You do know that the Bank of International Settlements "allows" BTC as a reserve asset as of 1 Jan 2025, don't you?

It doesn't take much to put two and two together.
I hadn't heard of this, so I looked it up. Unlike you, however, I actually bothered to read more than just the headline. Rather than this rule being some sort of Bitcoin/crypto endorsement, what it actually entails is the BIS putting a strict limit on banks' exposure to crypto. Far from encouraging banks from getting involved with crypto, the BIS is prophylactically attempting to limit the traditional banking system's vulnerability to any contagion from the crypto space. Here is the report you can read for yourself.

They designate crypto assets as falling into group 1 (stablecoins or other "pegged" cryptos) and group 2 (unbacked cryptos like Bitcoin and Ethereum).

Group 2 exposure limit: A bank’s total exposure to Group 2 crypto assets must not exceed 2%of the bank’s Tier 1 capital and should generally be lower than 1%. Banks breaching the 1% limit will apply the more conservative Group 2b capital treatment to the amount by which the limit is exceeded. Breaching the 2% limit will result in the whole of Group 2 exposures being subject to the Group 2b capital treatment.

They also require that group 2 crypto assets carry a risk weighting of 1250%, which is essentially a rating of how risky the asset is (i.e. U.S. Treasury bonds are risk weighted at 0%, mortgage loans at 50%, publicly traded stock at 300%). A higher risk weighting requires a commensurately higher level of capital reserves that the bank must maintain on its books. A risk weighting of 1250% is comically high, essentially the worst form of unsecured debt possible. Imagine if you bought an unpaid loan from a crackhead currently serving a 20 year prison sentence and you're in the ballpark. That's how credible the BIS views Bitcoin as far as being a reserve asset.

In other words, these rules are designed to heavily discourage banks from getting involved in crypto.
 
It only makes sense if you get out at the right time.
No, it's better at every 4 year period also. We've literally proven it, but the naysayers cultishly hate math, figures, statistical analysis, etc.
Now, can someone tell me why BTC went so crazy recently? Was it trump winning?
Read the last 40 pages. Sorry that we had to correct people so many times. Not chance's and my fault, though.
I already saw his videos on Monero. Most of his arguments against Monero for Bitcoin is because it was first, has a higher price in fiat, and the usual store of value.
Bloat and the fact that as a matter of fact, people don't hold value in it. that's not debatable. I was never against Monero, but like everything else, it turns out that indeed, "there is no second best."
In other words, these rules are designed to heavily discourage banks from getting involved in crypto.
... yet they are allowing some adoption of them now, vs. not "allowing" it before. :oops::unsure:

And as you know, our thesis anyway is that it doesn't matter. But we've already told you that, like countless other things you try to spin as being bad.
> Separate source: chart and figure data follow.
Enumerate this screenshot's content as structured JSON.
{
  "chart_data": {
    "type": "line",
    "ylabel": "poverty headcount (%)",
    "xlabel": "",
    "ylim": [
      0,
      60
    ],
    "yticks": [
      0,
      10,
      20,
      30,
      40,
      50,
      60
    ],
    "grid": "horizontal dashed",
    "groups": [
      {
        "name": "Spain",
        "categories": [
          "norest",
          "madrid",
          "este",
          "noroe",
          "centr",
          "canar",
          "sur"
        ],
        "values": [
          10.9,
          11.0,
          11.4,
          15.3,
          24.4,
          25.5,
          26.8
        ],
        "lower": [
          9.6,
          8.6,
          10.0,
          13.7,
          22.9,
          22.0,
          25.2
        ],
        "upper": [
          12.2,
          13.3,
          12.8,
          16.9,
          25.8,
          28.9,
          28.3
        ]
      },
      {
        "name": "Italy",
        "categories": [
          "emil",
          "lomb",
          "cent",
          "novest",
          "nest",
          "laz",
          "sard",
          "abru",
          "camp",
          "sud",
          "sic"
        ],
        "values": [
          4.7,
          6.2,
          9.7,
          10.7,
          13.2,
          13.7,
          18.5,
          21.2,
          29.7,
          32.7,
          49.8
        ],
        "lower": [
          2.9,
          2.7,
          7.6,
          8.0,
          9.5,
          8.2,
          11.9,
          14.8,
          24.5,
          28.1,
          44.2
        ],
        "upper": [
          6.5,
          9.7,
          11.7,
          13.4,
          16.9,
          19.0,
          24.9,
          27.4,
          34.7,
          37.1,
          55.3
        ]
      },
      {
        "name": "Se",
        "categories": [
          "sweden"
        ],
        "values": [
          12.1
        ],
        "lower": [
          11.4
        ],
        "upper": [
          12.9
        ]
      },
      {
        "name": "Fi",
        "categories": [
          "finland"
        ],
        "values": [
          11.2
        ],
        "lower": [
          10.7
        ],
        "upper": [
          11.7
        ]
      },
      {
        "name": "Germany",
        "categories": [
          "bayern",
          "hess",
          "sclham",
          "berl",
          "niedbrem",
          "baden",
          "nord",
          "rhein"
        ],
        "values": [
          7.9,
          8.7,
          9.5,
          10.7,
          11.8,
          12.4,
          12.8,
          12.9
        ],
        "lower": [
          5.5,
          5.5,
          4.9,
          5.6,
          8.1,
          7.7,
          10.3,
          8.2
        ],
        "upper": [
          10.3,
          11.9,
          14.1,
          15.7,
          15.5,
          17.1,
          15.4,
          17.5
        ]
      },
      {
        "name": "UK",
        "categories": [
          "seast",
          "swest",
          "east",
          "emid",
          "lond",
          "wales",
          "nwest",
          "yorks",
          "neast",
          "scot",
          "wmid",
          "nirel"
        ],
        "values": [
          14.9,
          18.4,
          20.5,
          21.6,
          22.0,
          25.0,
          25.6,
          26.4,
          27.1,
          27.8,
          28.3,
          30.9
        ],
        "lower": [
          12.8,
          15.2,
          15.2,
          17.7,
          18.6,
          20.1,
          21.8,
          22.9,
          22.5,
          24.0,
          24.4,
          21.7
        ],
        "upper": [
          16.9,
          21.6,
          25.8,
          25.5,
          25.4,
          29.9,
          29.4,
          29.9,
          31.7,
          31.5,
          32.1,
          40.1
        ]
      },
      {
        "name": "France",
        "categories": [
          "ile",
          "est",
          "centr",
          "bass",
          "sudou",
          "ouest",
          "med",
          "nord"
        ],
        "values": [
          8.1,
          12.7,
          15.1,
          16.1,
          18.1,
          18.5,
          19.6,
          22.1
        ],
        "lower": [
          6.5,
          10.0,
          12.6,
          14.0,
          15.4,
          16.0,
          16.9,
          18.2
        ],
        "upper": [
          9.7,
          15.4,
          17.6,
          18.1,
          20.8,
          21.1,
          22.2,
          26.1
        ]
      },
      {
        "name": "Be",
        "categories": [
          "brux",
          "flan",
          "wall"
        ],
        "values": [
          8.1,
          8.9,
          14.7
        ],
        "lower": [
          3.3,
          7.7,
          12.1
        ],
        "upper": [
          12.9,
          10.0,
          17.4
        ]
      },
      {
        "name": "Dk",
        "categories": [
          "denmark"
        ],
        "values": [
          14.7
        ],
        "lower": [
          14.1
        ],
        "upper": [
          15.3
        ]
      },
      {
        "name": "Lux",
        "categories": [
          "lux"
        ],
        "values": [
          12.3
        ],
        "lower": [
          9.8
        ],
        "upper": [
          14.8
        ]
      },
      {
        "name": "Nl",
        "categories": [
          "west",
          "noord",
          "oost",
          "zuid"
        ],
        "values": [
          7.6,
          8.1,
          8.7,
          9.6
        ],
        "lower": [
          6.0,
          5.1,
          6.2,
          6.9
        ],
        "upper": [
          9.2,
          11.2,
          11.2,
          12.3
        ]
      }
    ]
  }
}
Greater adoption! No, here's how it is bad. It is funny to read what you post it's so contradictory.
 
Now, can someone tell me why BTC went so crazy recently? Was it trump winning?
1732399922817.png

Technically, it seems like the halving is the main catalyst of this type of runs each 4 years. Purple is current market cycle ROI from each bear market bottom. It kinda syncs perfectly with the others. Also, BTC ETF inflows, some alleged nation states that are buying and institutional fomo, and Trump winning gives us free way. Keep in mind as well that each cycle has diminishing returns, so if we did 20x last cycle from the bottom, I bet we're going 10x this one if we're lucky. DYOR.